Let both these traditions be compared with Berosus’ account of Hoa, or the fish-god (vide Rawlinson, “Anct. Mon.” i. p. 155, and supra, [p. 238]).
“He is said to have transmitted to mankind the knowledge of grammar and mathematics, and of all arts (or of any kind of art), and of the polity of cities, the construction and dedication of temples, the introduction of laws, to have taught them geometry, and to have shown them by example, the mode of sowing the seed and gathering the fruits of the earth; and along with them to have tradated all the secrets which tend to harmonise life. And no one else in that time was found so experienced as he.”[272]
In the traditions, however, which connect Noah with the Saturnian reign,[273] it appears to me that threefold confusion has to be disentangled.
I. There is a tradition of a golden and of a silver age frequently transfused.
II. When thus transfused there is often along with the tradition of a golden or silver age trace of a subordinate and incongruous tradition of a state of nature as a state of barbarism—both at the early commencement of things.
III. There is a double tradition of the succession of ages, the one ante-, the other post-diluvian.
I. The tradition of the golden age is primarily the tradition of Paradise, to which succeeded in gradation of degeneracy a silver, brass, and iron age. Of this line of tradition we have seen distinct trace in Sanchoniathon (supra, [p. 127]).
But there is also, as we have just seen, a tradition of another golden age connected with Saturn, Janus, &c., and of this perhaps we have the most direct testimony in the Chinese tradition.

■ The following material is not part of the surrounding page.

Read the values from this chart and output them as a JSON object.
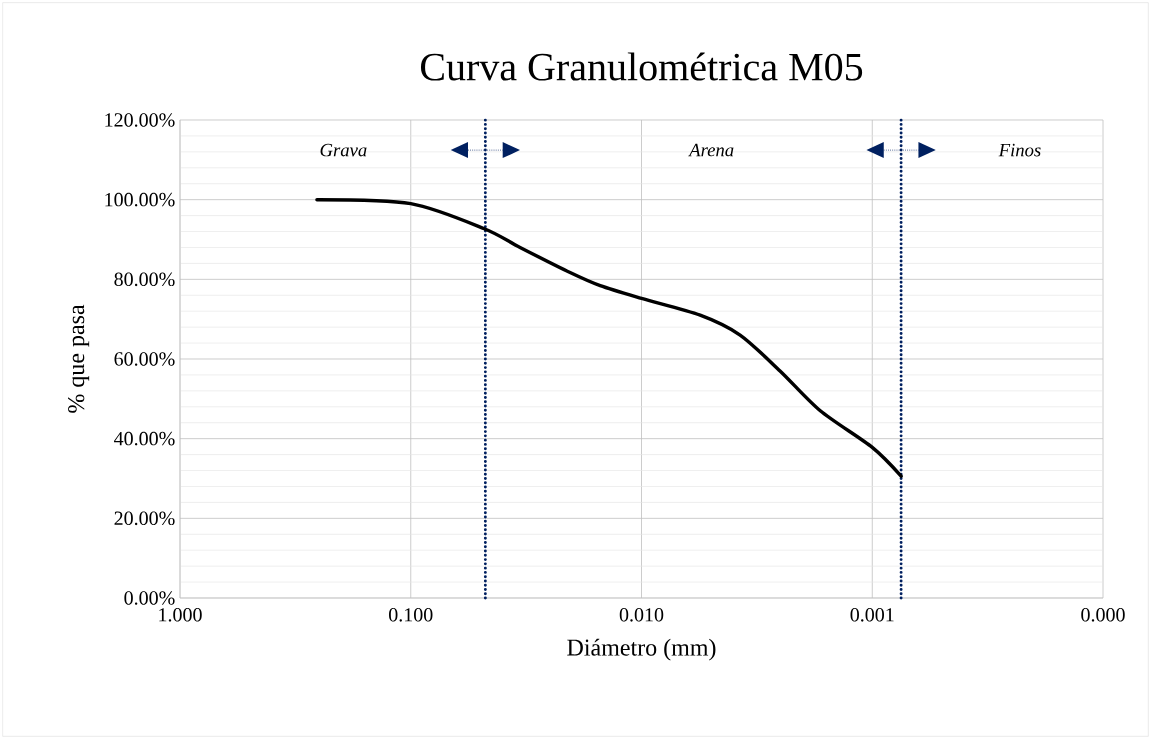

“The Chinese traditions,” says Professor Rawlinson (Bampton Lectures, ii., quoting “Horæ Mos.” iv. 147) “are said to be less clear and decisive (than the Babylonian). They speak of a ‘first heaven’ and age of innocence when ‘the whole creation enjoyed a state of happiness; when everything was beautiful, everything was good; all things were perfect in their kind. Whereunto succeeded a second heaven, introduced by a great convulsion, in which the pillars of heaven were broken, the earth shook to its foundations, the heavens sank lower towards the north, the sun, moon, and stars changed their motions, the earth fell to pieces, and the waters enclosed within its bosom burst forth with violence and overflowed,’” &c.
Here, then, is a tradition of a second heaven, or a Saturnian reign, following a convulsion which will perhaps be conceded to be a tradition of the universal Deluge (vide [p. 223]), and which links the tradition of the Saturnian reign with the patriarch Noah?[274]